Forex Signal Bullish

Yen Slips to One-Week Low as Kiwi Jumps on NZ Inflation Data

Yen Slips to One-Week Low as Kiwi Jumps on NZ Inflation Data

The Japanese yen slipped to a one-week low against the dollar on Wednesday, while the New Zealand dollar jumped after a higher-than-expected inflation reading pushed prospects of policy easing further out.

The yen fell to 139.41 per dollar, its lowest level since July 5. The kiwi dollar jumped to 0.6315 per dollar, its highest level since July 1.

The yen’s weakness came as investors continued to assess the outlook for Japanese monetary policy. The Bank of Japan has said it will maintain its ultra-loose monetary policy stance until it achieves its 2% inflation target. However, the latest inflation data showed that core inflation, which excludes volatile items such as food and energy, remained at 2.1% in June, below the BOJ’s target.

The kiwi dollar’s strength came after data showed that New Zealand’s annual inflation rate rose to 7.3% in the second quarter, the highest level since 1990. The data pushed back expectations for when the Reserve Bank of New Zealand might start cutting its cash rate.

The RBNZ has said it will continue to raise interest rates until inflation falls back to its 2% target. However, the latest inflation data suggests that the central bank may need to wait longer before it starts easing policy.

The strength of the kiwi dollar is also being supported by the country’s strong economic fundamentals. New Zealand’s economy grew by 0.6% in the first quarter, and economists expect growth to remain strong in the second quarter.

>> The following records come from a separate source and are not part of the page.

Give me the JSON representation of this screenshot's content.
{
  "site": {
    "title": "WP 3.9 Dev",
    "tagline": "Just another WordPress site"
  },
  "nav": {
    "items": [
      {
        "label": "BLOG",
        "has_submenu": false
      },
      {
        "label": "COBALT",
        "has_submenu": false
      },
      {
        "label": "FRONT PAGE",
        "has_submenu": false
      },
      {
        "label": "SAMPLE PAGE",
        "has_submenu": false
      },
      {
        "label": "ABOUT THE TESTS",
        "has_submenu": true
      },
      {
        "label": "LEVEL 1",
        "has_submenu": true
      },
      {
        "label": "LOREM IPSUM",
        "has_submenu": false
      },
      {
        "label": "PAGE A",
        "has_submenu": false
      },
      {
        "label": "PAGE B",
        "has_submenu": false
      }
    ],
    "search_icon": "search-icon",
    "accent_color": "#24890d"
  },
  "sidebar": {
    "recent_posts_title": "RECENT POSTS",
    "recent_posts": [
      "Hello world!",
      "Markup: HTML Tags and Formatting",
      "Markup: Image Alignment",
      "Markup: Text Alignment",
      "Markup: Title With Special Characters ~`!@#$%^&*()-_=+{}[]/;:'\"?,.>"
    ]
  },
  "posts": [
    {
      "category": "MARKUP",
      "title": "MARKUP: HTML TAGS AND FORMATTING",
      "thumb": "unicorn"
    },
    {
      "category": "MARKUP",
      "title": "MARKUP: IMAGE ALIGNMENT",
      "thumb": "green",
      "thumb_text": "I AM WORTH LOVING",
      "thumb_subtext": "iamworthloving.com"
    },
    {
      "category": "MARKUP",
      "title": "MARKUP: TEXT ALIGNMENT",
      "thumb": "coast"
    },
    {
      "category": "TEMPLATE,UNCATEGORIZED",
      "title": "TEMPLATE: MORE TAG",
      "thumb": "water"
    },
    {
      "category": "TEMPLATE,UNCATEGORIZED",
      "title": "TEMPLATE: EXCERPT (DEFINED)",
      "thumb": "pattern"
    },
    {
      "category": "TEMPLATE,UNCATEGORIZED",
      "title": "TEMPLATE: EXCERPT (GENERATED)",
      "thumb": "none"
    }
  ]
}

The latest movements in the yen and the kiwi reflect the different monetary policy paths of the two countries. The BOJ is committed to maintaining its ultra-loose monetary policy stance, while the RBNZ is more likely to start easing policy in the near future.

The strength of the kiwi dollar is likely to continue to weigh on the yen in the near term. However, the yen could find support if the BOJ signals that it is willing to adjust its monetary policy stance.